As the World Cup winds down ahead of Sunday’s final, NFL players are taking to social media to express their desire to play on the type of natural grass fields the tournament used throughout the summer.
Players across the league this week attached the hashtag “WorthTheCost” to posts asking why grass fields were used in World Cup games played in NFL stadiums, while they aren’t afforded the same surfaces in many of those same venues. Among the players who posted the hashtag on Friday: Chicago Bears quarterback Caleb Williams, Washington Commanders tackle Laremy Tunsil, Indianapolis Colts running back Jonathan Taylor, Pittsburgh Steelers linebacker Patrick Queen and New York Jets defensive lineman Harrison Phillips. Numerous other players added additional comments in their messages.
“If stadiums can make grass work for the World Cup, they can make it work for NFL players,” multiple NFL players posted on X. “We’re #WorthTheCost.”
Reached by The Athletic, the NFL Players Association pointed back to a statement the union put out in mid-June as the World Cup was set to begin.
“The temporary installation of natural grass fields for the World Cup is a choice by certain NFL team owners to do for soccer players what they refuse to do for NFL players,” the NFLPA said in a statement on June 10. “It’s no longer a question of capability: the technology exists, the expertise exists and the resources exist to install the high-level grass fields that our players overwhelmingly prefer.

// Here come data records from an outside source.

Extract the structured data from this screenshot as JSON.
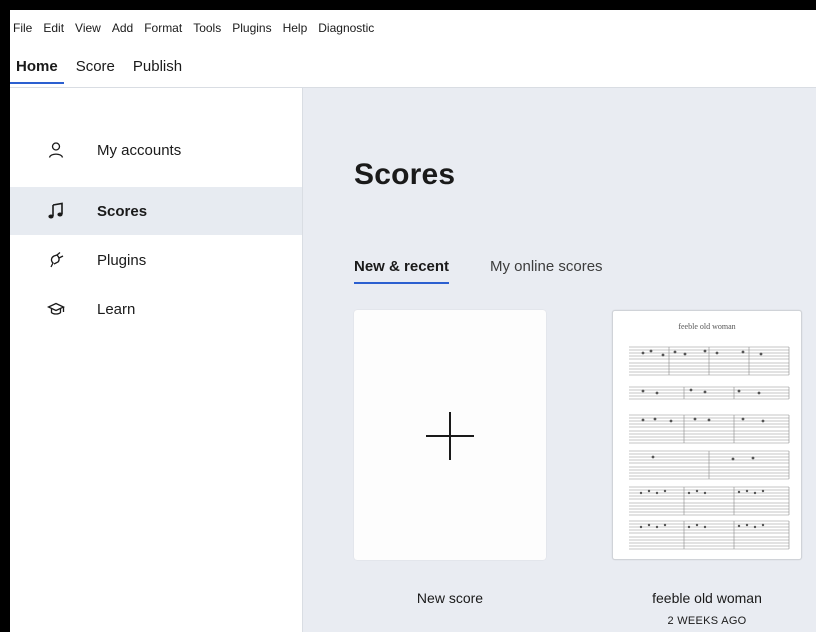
{
  "menu": [
    "File",
    "Edit",
    "View",
    "Add",
    "Format",
    "Tools",
    "Plugins",
    "Help",
    "Diagnostic"
  ],
  "workspace_tabs": [
    {
      "label": "Home",
      "active": true
    },
    {
      "label": "Score",
      "active": false
    },
    {
      "label": "Publish",
      "active": false
    }
  ],
  "sidebar": {
    "items": [
      {
        "label": "My accounts",
        "icon": "person-icon",
        "active": false
      },
      {
        "label": "Scores",
        "icon": "music-note-icon",
        "active": true
      },
      {
        "label": "Plugins",
        "icon": "plug-icon",
        "active": false
      },
      {
        "label": "Learn",
        "icon": "graduation-cap-icon",
        "active": false
      }
    ]
  },
  "main": {
    "title": "Scores",
    "tabs": [
      {
        "label": "New & recent",
        "active": true
      },
      {
        "label": "My online scores",
        "active": false
      }
    ],
    "scores": [
      {
        "name": "New score",
        "type": "new"
      },
      {
        "name": "feeble old woman",
        "modified": "2 WEEKS AGO",
        "thumbnail_title": "feeble old woman"
      }
    ]
  },
  "colors": {
    "accent": "#2b5fd0",
    "sidebar_active_bg": "#e7ebf1",
    "main_bg": "#e9ecf2"
  }
}
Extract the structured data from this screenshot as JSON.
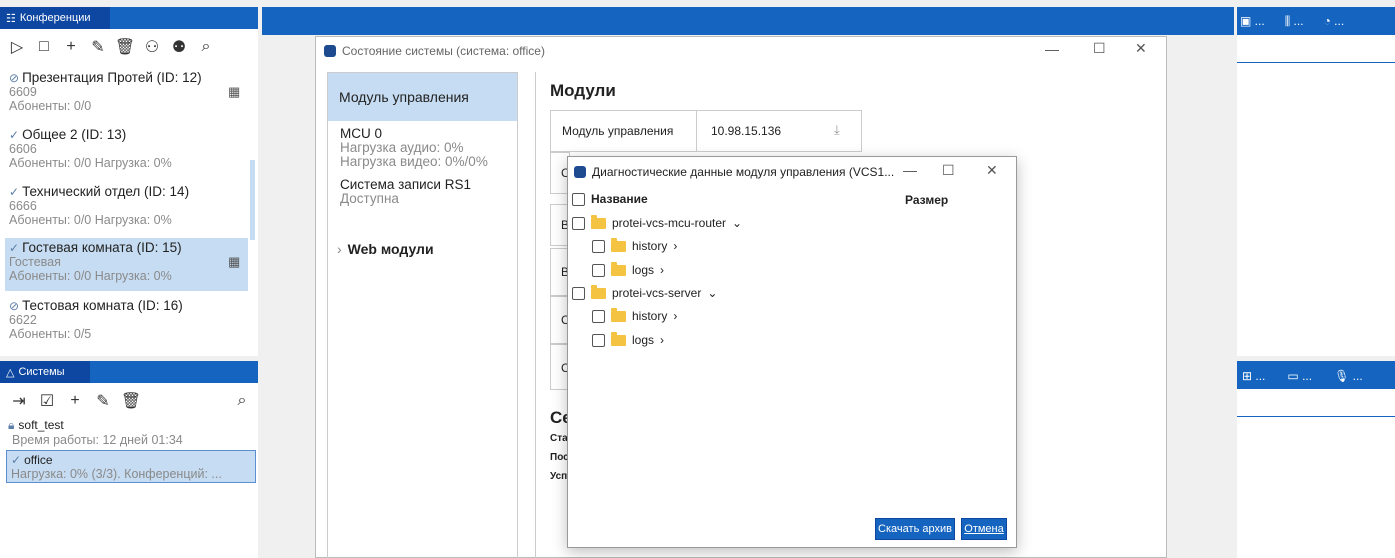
{
  "conferences": {
    "header": "Конференции",
    "items": [
      {
        "mark": "⊘",
        "title": "Презентация Протей (ID: 12)",
        "line2": "6609",
        "line3": "Абоненты: 0/0"
      },
      {
        "mark": "✓",
        "title": "Общее 2 (ID: 13)",
        "line2": "6606",
        "line3": "Абоненты: 0/0 Нагрузка: 0%"
      },
      {
        "mark": "✓",
        "title": "Технический отдел (ID: 14)",
        "line2": "6666",
        "line3": "Абоненты: 0/0 Нагрузка: 0%"
      },
      {
        "mark": "✓",
        "title": "Гостевая комната (ID: 15)",
        "line2": "Гостевая",
        "line3": "Абоненты: 0/0 Нагрузка: 0%"
      },
      {
        "mark": "⊘",
        "title": "Тестовая комната (ID: 16)",
        "line2": "6622",
        "line3": "Абоненты: 0/5"
      }
    ]
  },
  "systems": {
    "header": "Системы",
    "items": [
      {
        "title": "soft_test",
        "line2": "Время работы: 12 дней 01:34"
      },
      {
        "title": "office",
        "line2": "Нагрузка: 0% (3/3). Конференций: ..."
      }
    ]
  },
  "right_tabs_top": [
    "...",
    "...",
    "..."
  ],
  "right_tabs_mid": [
    "...",
    "...",
    "..."
  ],
  "status_window": {
    "title": "Состояние системы (система: office)",
    "left_items": [
      {
        "title": "Модуль управления"
      },
      {
        "title": "MCU 0",
        "line2": "Нагрузка аудио: 0%",
        "line3": "Нагрузка видео: 0%/0%"
      },
      {
        "title": "Система записи RS1",
        "line2": "Доступна"
      },
      {
        "title": "Web модули"
      }
    ],
    "modules_heading": "Модули",
    "module_row": {
      "name": "Модуль управления",
      "ip": "10.98.15.136"
    },
    "row_letters": [
      "С",
      "В",
      "В",
      "С",
      "С"
    ],
    "section2_heading": "Се",
    "section2_lines": [
      "Ста",
      "Пос",
      "Усп"
    ]
  },
  "diag_dialog": {
    "title": "Диагностические данные модуля управления (VCS1...",
    "col_name": "Название",
    "col_size": "Размер",
    "tree": [
      {
        "label": "protei-vcs-mcu-router",
        "arrow": "⌄",
        "level": 0
      },
      {
        "label": "history",
        "arrow": "›",
        "level": 1
      },
      {
        "label": "logs",
        "arrow": "›",
        "level": 1
      },
      {
        "label": "protei-vcs-server",
        "arrow": "⌄",
        "level": 0
      },
      {
        "label": "history",
        "arrow": "›",
        "level": 1
      },
      {
        "label": "logs",
        "arrow": "›",
        "level": 1
      }
    ],
    "download_btn": "Скачать архив",
    "cancel_btn": "Отмена"
  }
}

“We have seen the meaningful investments made to meet the standard for international athletes and global events. NFL players — who regularly compete on these fields, help fund these stadiums, and whose work makes the league what it is today — deserve the same commitment to quality grass fields.”

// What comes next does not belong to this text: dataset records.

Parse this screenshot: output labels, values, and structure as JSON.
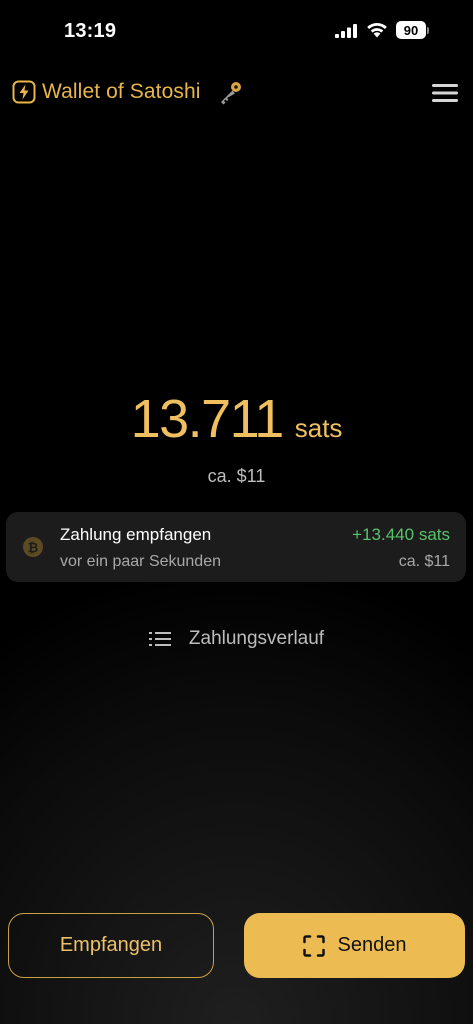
{
  "status_bar": {
    "time": "13:19",
    "battery": "90",
    "icons": [
      "signal-icon",
      "wifi-icon",
      "battery-icon"
    ]
  },
  "header": {
    "title": "Wallet of Satoshi",
    "icons": [
      "lightning-bolt-icon",
      "key-icon",
      "menu-icon"
    ]
  },
  "balance": {
    "value": "13.711",
    "unit": "sats",
    "fiat": "ca. $11"
  },
  "recent_payment": {
    "title": "Zahlung empfangen",
    "time": "vor ein paar Sekunden",
    "amount": "+13.440 sats",
    "fiat": "ca. $11",
    "icon": "bitcoin-icon"
  },
  "history": {
    "label": "Zahlungsverlauf",
    "icon": "list-icon"
  },
  "actions": {
    "receive_label": "Empfangen",
    "send_label": "Senden",
    "send_icon": "scan-icon"
  },
  "colors": {
    "accent": "#ecbc52",
    "accent_text": "#f0c060",
    "positive": "#59c36a",
    "card_bg": "#1c1c1c",
    "background": "#000000"
  }
}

NFL players vote this as their top priority to fix
As part of the statement, the NFLPA shared a poll it conducted with the union’s player members. According to the union, 92 percent of those polled — over 1,700 players, according to NFLPA executive director JC Tretter — preferred to play on natural grass while 6 percent said they don’t have a preference. Only 2 percent of players polled said they prefer synthetic turf.

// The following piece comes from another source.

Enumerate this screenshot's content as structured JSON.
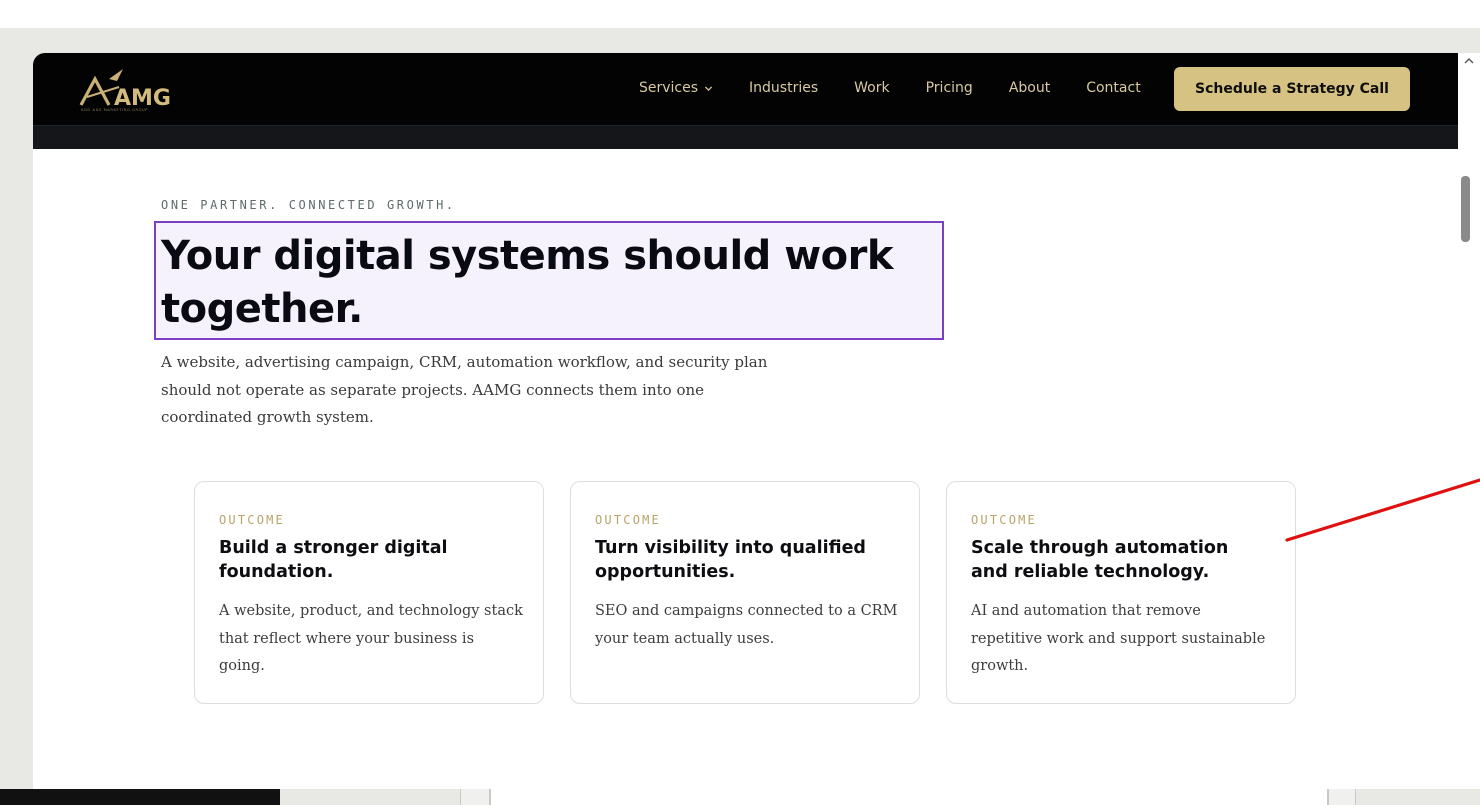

“You want high-quality surfaces,” Tretter said earlier this offseason. “I think one thing is understanding what our players care about, and there is something there that the data hasn’t been able to spit back out at us … There is something about the feeling of being on grass, your body feels different. I think if you ask the coaches, just standing on grass versus standing on turf feels different. There is something there that impacts the body.”
As some stadiums began removing the grass fields used for World Cup games, the NFLPA reached out to its members and encouraged them to voice their opinions on social media.
“We’ve seen what’s possible,” Steelers cornerback Doneiko Slaughter and Arizona Cardinals cornerback Garrett Williams, among others, posted on X. “Now it’s time to make grass fields the standard. Players are #WorthTheCost.”
— Cam Heyward (@CamHeyward) July 17, 2026
The league is currently split down the middle on natural grass versus synthetic turf. Fifteen venues use natural grass while the other 15 use synthetic turf (the Los Angeles Chargers and Los Angeles Rams share SoFi Stadium, while the New York Jets and New York Giants share MetLife Stadium, making it 30 venues among the 32 teams). The Green Bay Packers play home games on grass, and Packers tight end Tucker Kraft voiced his support for the other half of the league to follow suit.
“Green Bay Packers are spoiled since we play on the greatest surface in the NFL,” Kraft posted on X. “Natural grass is the best, and should be the only surface we play on. We are #WorthTheCost.”
NFL players have consistently voiced their displeasure with synthetic turf in recent years. In a player poll conducted by The Athletic in 2023, 82.7 percent of the players polled anonymously said that the issue was a “real concern.”
“You wake up in the morning feeling 10 times better after you played on grass compared to when you played on turf,” one player said.
While players have pushed hard for natural grass across the board, ownership groups have expressed reluctance in making that happen.
“We don’t think we can have a quality natural grass in our stadium,” Dallas Cowboys executive vice president Stephen Jones said in 2023 about AT&T Stadium. “If you’ve got indoor stadiums, it’s just very difficult if you don’t plan on the front end … to roll the grass in. And then sometimes they get criticized for the condition of the field because it doesn’t grow as well as if they were growing it full time out there.”
Las Vegas Raiders owner Mark Davis, on the other hand, told the Los Angeles Times this month that he “always felt that football should be played on grass,” citing safety concerns and aesthetics.
Stadiums accommodating the World Cup by bringing in natural grass fields is just the most recent catalyst for this discussion. Injuries during the NFL season, such as a torn ACL suffered last year by New York Giants wide receiver Malik Nabers on synthetic turf at MetLife Stadium, often reignite the dialogue.
“We’ve made it clear that we prefer grass fields,” San Francisco 49ers tight end George Kittle said in a statement in June. “We know it’s better on our bodies. And clearly, we know it’s possible based on everything that went into putting down grass fields for the World Cup in each stadium.
“At this point, it comes down to the NFL making it a priority and choosing to invest in us as players, because our bodies are our business, which they get to capitalize on!”